The kubelet should move to an architecture that resembles the above diagram:

  • The kubelet should not interface directly with the cgroup file-system, but instead should use a common cgroups library that has the proper abstraction in place to work with either cgroupfs or systemd. The kubelet should just use libcontainer abstractions to facilitate this requirement.
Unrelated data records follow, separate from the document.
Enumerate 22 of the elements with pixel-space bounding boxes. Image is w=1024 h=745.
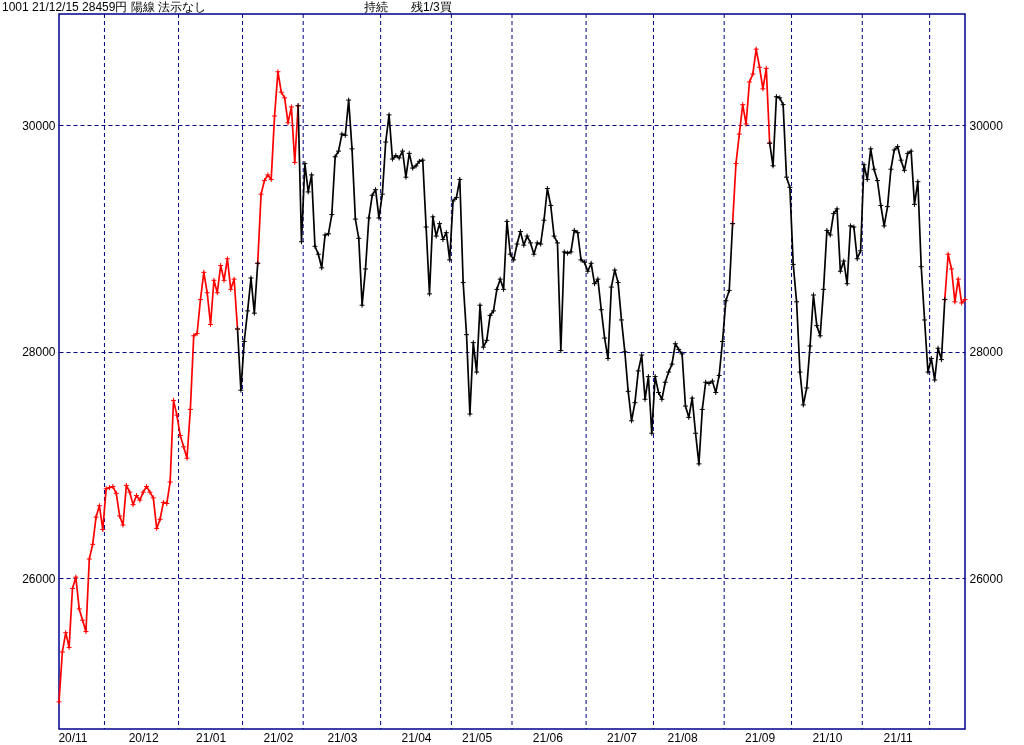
y-tick-label: 30000 [22, 118, 56, 133]
text: 残1/3買 [411, 0, 452, 14]
x-tick-label: 20/12 [128, 730, 160, 745]
text: 持続 [364, 0, 388, 14]
x-tick-label: 21/09 [745, 730, 776, 745]
x-tick-label: 21/06 [532, 730, 564, 745]
y2-tick-label: 28000 [969, 345, 1004, 360]
x-tick-label: 21/07 [606, 730, 638, 745]
chart-title: 1001 21/12/15 28459円 陽線 法示なし [2, 0, 207, 14]
x-tick-label: 21/03 [327, 730, 358, 745]
x-tick-label: 21/04 [401, 730, 432, 745]
x-tick-label: 21/01 [196, 730, 227, 745]
y2-tick-label: 30000 [969, 118, 1004, 133]
y-tick-label: 26000 [22, 571, 56, 586]
y2-tick-label: 26000 [969, 571, 1004, 586]
x-tick-label: 20/11 [58, 730, 88, 745]
x-tick-label: 21/11 [883, 730, 914, 745]
x-tick-label: 21/02 [263, 730, 294, 745]
y-tick-label: 28000 [22, 345, 56, 360]
x-tick-label: 21/05 [462, 730, 493, 745]
x-tick-label: 21/08 [667, 730, 698, 745]
x-tick-label: 21/10 [812, 730, 843, 745]
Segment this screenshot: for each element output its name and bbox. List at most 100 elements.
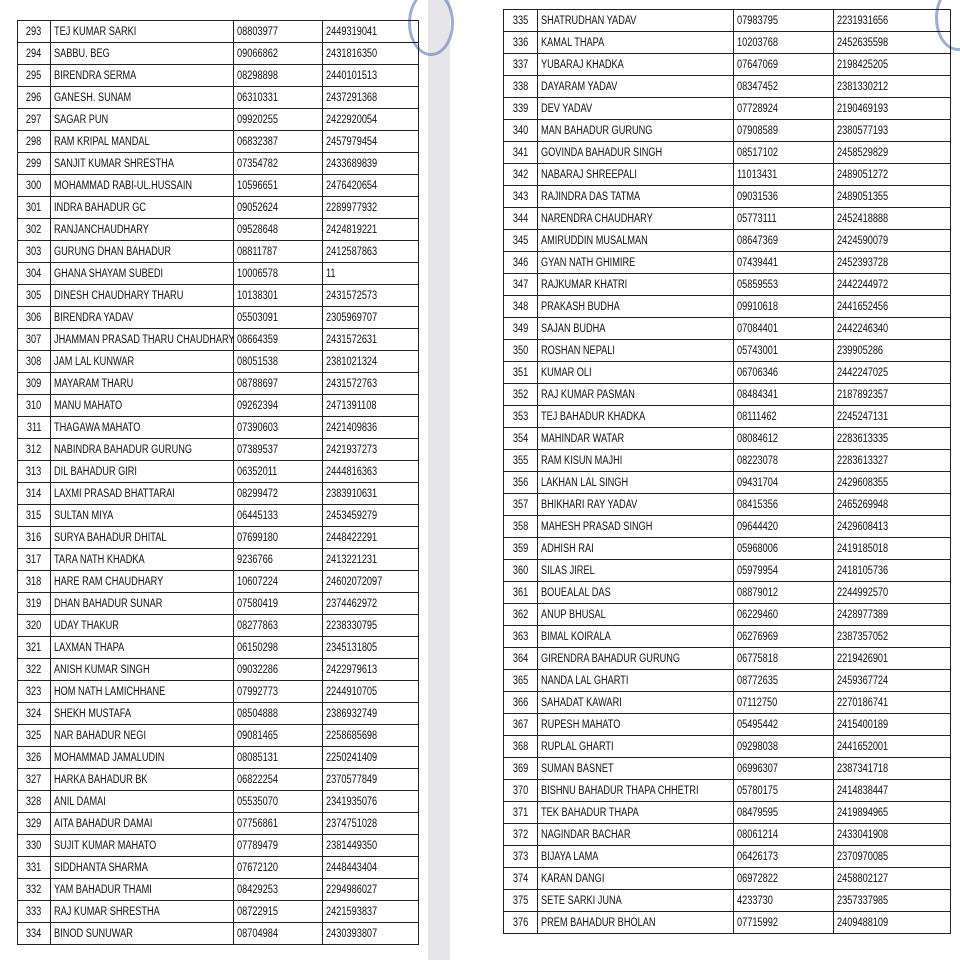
table-cell: NABARAJ SHREEPALI [537, 163, 734, 186]
serial-number: 308 [26, 355, 42, 368]
table-cell: THAGAWA MAHATO [50, 416, 234, 439]
id-number: 08879012 [737, 586, 778, 599]
table-cell: 2370577849 [322, 768, 419, 791]
name: GHANA SHAYAM SUBEDI [54, 267, 164, 280]
serial-number: 300 [26, 179, 42, 192]
table-cell: MAN BAHADUR GURUNG [537, 119, 734, 142]
table-row: 351 KUMAR OLI 06706346 2442247025 [503, 361, 951, 384]
serial-number: 315 [26, 509, 42, 522]
phone-number: 2283613327 [837, 454, 889, 467]
table-row: 319 DHAN BAHADUR SUNAR 07580419 2374462972 [17, 592, 419, 615]
table-row: 362 ANUP BHUSAL 06229460 2428977389 [503, 603, 951, 626]
name: SABBU. BEG [54, 47, 110, 60]
table-cell: 2244992570 [833, 581, 951, 604]
serial-number: 344 [512, 212, 529, 225]
phone-number: 2387357052 [837, 630, 889, 643]
table-cell: ANUP BHUSAL [537, 603, 734, 626]
table-cell: 06706346 [733, 361, 834, 384]
table-cell: 06972822 [733, 867, 834, 890]
table-cell: 2441652001 [833, 735, 951, 758]
name: DHAN BAHADUR SUNAR [54, 597, 163, 610]
phone-number: 2442247025 [837, 366, 889, 379]
name: RAJ KUMAR SHRESTHA [54, 905, 160, 918]
phone-number: 2449319041 [326, 25, 378, 38]
table-row: 337 YUBARAJ KHADKA 07647069 2198425205 [503, 53, 951, 76]
table-row: 376 PREM BAHADUR BHOLAN 07715992 2409488109 [503, 911, 951, 934]
table-cell: 07672120 [233, 856, 323, 879]
table-cell: 356 [503, 471, 538, 494]
table-row: 352 RAJ KUMAR PASMAN 08484341 2187892357 [503, 383, 951, 406]
table-cell: 362 [503, 603, 538, 626]
table-row: 349 SAJAN BUDHA 07084401 2442246340 [503, 317, 951, 340]
phone-number: 2448422291 [326, 531, 378, 544]
name: DIL BAHADUR GIRI [54, 465, 137, 478]
table-cell: 305 [17, 284, 51, 307]
table-cell: 306 [17, 306, 51, 329]
id-number: 07699180 [237, 531, 278, 544]
name: BINOD SUNUWAR [54, 927, 133, 940]
table-row: 336 KAMAL THAPA 10203768 2452635598 [503, 31, 951, 54]
table-cell: 2409488109 [833, 911, 951, 934]
table-cell: 06996307 [733, 757, 834, 780]
table-cell: 10006578 [233, 262, 323, 285]
table-cell: 2457979454 [322, 130, 419, 153]
name: NABARAJ SHREEPALI [541, 168, 637, 181]
name: DEV YADAV [541, 102, 593, 115]
table-cell: 320 [17, 614, 51, 637]
table-cell: 337 [503, 53, 538, 76]
phone-number: 2440101513 [326, 69, 378, 82]
table-row: 347 RAJKUMAR KHATRI 05859553 2442244972 [503, 273, 951, 296]
serial-number: 332 [26, 883, 42, 896]
serial-number: 306 [26, 311, 42, 324]
phone-number: 2387341718 [837, 762, 889, 775]
phone-number: 2452635598 [837, 36, 889, 49]
table-cell: ROSHAN NEPALI [537, 339, 734, 362]
table-cell: 325 [17, 724, 51, 747]
name: RAM KRIPAL MANDAL [54, 135, 150, 148]
table-cell: RUPESH MAHATO [537, 713, 734, 736]
table-row: 346 GYAN NATH GHIMIRE 07439441 2452393728 [503, 251, 951, 274]
name: MOHAMMAD RABI-UL.HUSSAIN [54, 179, 193, 192]
phone-number: 2238330795 [326, 619, 378, 632]
table-cell: 10203768 [733, 31, 834, 54]
id-number: 08298898 [237, 69, 278, 82]
name: TEK BAHADUR THAPA [541, 806, 639, 819]
table-row: 334 BINOD SUNUWAR 08704984 2430393807 [17, 922, 419, 945]
table-cell: 239905286 [833, 339, 951, 362]
name: HARKA BAHADUR BK [54, 773, 148, 786]
id-number: 05535070 [237, 795, 278, 808]
table-cell: 2449319041 [322, 20, 419, 43]
id-number: 06276969 [737, 630, 778, 643]
table-cell: 06310331 [233, 86, 323, 109]
serial-number: 369 [512, 762, 529, 775]
table-cell: 09528648 [233, 218, 323, 241]
table-row: 353 TEJ BAHADUR KHADKA 08111462 2245247131 [503, 405, 951, 428]
phone-number: 2471391108 [326, 399, 377, 412]
table-cell: 359 [503, 537, 538, 560]
table-cell: HARE RAM CHAUDHARY [50, 570, 234, 593]
id-number: 07390603 [237, 421, 278, 434]
table-row: 313 DIL BAHADUR GIRI 06352011 2444816363 [17, 460, 419, 483]
name: RAJINDRA DAS TATMA [541, 190, 641, 203]
phone-number: 2433689839 [326, 157, 378, 170]
table-cell: 375 [503, 889, 538, 912]
table-cell: 2452393728 [833, 251, 951, 274]
name: SAGAR PUN [54, 113, 109, 126]
table-cell: 09081465 [233, 724, 323, 747]
phone-number: 2465269948 [837, 498, 889, 511]
serial-number: 366 [512, 696, 529, 709]
table-row: 293 TEJ KUMAR SARKI 08803977 2449319041 [17, 20, 419, 43]
name: HARE RAM CHAUDHARY [54, 575, 164, 588]
phone-number: 2489051355 [837, 190, 889, 203]
table-cell: 366 [503, 691, 538, 714]
name: MAYARAM THARU [54, 377, 134, 390]
table-cell: 2421409836 [322, 416, 419, 439]
id-number: 08051538 [237, 355, 278, 368]
table-cell: 08051538 [233, 350, 323, 373]
table-cell: 07699180 [233, 526, 323, 549]
table-cell: 05780175 [733, 779, 834, 802]
table-cell: SURYA BAHADUR DHITAL [50, 526, 234, 549]
phone-number: 2414838447 [837, 784, 889, 797]
table-cell: SAHADAT KAWARI [537, 691, 734, 714]
table-row: 320 UDAY THAKUR 08277863 2238330795 [17, 614, 419, 637]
The libcontainer abstractions as currently defined only support an Apply(pid) pattern, and we need to separate that abstraction to allow cgroup to be created and then later joined.
  • The existing ContainerManager should separate node bootstrapping into a separate NodeManager that is dependent on the configured cgroup-driver.
  • The kubelet flags for cgroup paths will convert internally as part of cgroup library, i.e. /foo/bar will just convert to foo-bar.slice

kubelet accounting for end-user pods

This proposal re-enforces that it is inappropriate at this time to depend on --cgroup-root as the primary mechanism to distinguish and account for end-user pod compute resource usage.

Instead, the kubelet can and should sum the usage of each running pod on the node to account for end-user pod usage separate from system-reserved and kubernetes-reserved accounting via cAdvisor.

Known issues

Docker runtime support for –cgroup-parent

Docker versions <= 1.0.9 did not have proper support for -cgroup-parent flag on systemd. This was fixed in this PR (https://github.com/docker/docker/pull/18612). As result, it’s expected that containers launched by the docker daemon may continue to go in the default system.slice and appear to be counted under system-reserved node usage accounting.

If operators run with later versions of docker, they can avoid this issue via the use of cgroup-root flag on the kubelet, but this proposal makes no requirement on operators to do that at this time, and this can be revisited if/when the project adopts docker 1.10.

Some OS distributions will fix this bug in versions of docker <= 1.0.9, so operators should be aware of how their version of docker was packaged when using this feature.